Holmes sends his associate, Benjamin Pitezal, to receive the famous Keeley cure for alcoholism, a highly popular remedy at the time, which sometimes gives its recipients amnesia. Holmes says that he wants Pitezal to conquer alcoholism, but in reality, he wants him to collect information about the cure so that Holmes can sell his own version. There, Pitezal meets Emeline Cigrand, a woman he describes to Holmes as stunningly beautiful. Holmes writes to her, inviting her to come to work for him. Cigrand eagerly accepts, excited at the prospect of working in Chicago. Holmes finds that Pitezal has exaggerated Cigrand’s beauty somewhat, but he still finds her lovely. He charms her, and they ride their bicycles around the World’s Fair area.
Holmes’s lies aren’t the only ones that America swallows unquestioningly at the time. The “Dr. Keeley cure,” whose only effect seems to be amnesia, is hugely popular, because people trust the authority of a medical professional — Holmes often convinces people to trust him for exactly the same reason. Holmes exploits others for his own gain, even when he pretends to be helping them. Pitezal’s visit to Keeley gives Holmes the idea to sell his own alcohol cures — the fact that it gives Pitezal rest is irrelevant to him.
Ned Conner returns to Holmes’s store to ask about the mortgage. He meets Cigrand, and warns her to be careful of Holmes — Cigrand ignores this advice. She adores Holmes, especially his smooth manner, which she finds uncommon in Chicago, and which he tells her is the result of his English aristocratic heritage.
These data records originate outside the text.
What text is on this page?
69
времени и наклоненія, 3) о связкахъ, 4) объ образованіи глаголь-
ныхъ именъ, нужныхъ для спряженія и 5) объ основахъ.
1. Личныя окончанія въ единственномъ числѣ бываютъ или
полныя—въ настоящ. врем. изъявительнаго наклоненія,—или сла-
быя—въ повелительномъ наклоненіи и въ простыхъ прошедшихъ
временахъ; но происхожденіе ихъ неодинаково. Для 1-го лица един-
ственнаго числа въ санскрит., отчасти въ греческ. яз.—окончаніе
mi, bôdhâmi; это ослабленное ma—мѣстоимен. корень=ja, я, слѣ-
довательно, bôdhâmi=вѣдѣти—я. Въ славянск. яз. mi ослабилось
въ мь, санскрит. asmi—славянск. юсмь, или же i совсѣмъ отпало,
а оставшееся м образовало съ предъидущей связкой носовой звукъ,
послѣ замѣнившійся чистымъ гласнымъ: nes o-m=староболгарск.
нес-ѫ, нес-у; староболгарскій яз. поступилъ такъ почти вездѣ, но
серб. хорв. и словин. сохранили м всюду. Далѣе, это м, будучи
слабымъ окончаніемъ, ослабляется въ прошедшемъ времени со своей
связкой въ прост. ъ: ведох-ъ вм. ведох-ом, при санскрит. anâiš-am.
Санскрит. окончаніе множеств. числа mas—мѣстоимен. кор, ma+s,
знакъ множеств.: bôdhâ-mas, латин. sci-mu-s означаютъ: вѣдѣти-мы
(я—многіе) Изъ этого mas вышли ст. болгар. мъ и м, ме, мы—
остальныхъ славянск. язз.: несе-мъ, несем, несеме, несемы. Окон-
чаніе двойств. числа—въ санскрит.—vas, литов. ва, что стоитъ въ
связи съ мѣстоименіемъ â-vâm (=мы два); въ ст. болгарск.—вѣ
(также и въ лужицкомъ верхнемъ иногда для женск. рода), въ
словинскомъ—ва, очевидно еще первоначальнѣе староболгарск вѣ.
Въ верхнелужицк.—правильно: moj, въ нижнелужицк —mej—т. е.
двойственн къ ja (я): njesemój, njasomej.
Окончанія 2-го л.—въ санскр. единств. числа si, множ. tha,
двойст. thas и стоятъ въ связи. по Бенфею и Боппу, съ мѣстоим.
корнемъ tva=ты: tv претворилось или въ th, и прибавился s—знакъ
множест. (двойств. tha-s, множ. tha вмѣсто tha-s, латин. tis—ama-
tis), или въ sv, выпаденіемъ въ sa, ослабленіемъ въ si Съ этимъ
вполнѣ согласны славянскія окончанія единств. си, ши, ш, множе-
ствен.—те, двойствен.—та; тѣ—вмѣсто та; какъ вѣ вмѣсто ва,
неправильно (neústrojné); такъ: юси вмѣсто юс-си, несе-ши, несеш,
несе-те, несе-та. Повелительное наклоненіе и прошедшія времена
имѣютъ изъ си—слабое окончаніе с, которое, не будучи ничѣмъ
Cigrand’s second cousins visit her, and she tells them that she is in love with Holmes. One of the cousins, Dr. Cigrand, finds Holmes’s building gloomy and disturbing, but thinks that it isn’t his place to interfere with his cousin’s feelings. Holmes later asks Cigrand to marry him, and tells her that they will visit his father, an English lord, on their honeymoon.
Cigrand and her cousin, Dr. Cigrand, don’t listen — to others, like Ned, who warn them that Holmes isn’t to be trusted — or to themselves — when Dr. Cigrand senses that Holmes’s house is sinister. “Normal” people seem especially weak to exploitation by psychopaths like Holmes because they’re bad at listening to their instinct, because they have an instinct to trust. Holmes appeals to Americans’ naïve trust in authority — medical authority, aristocratic authority, etc.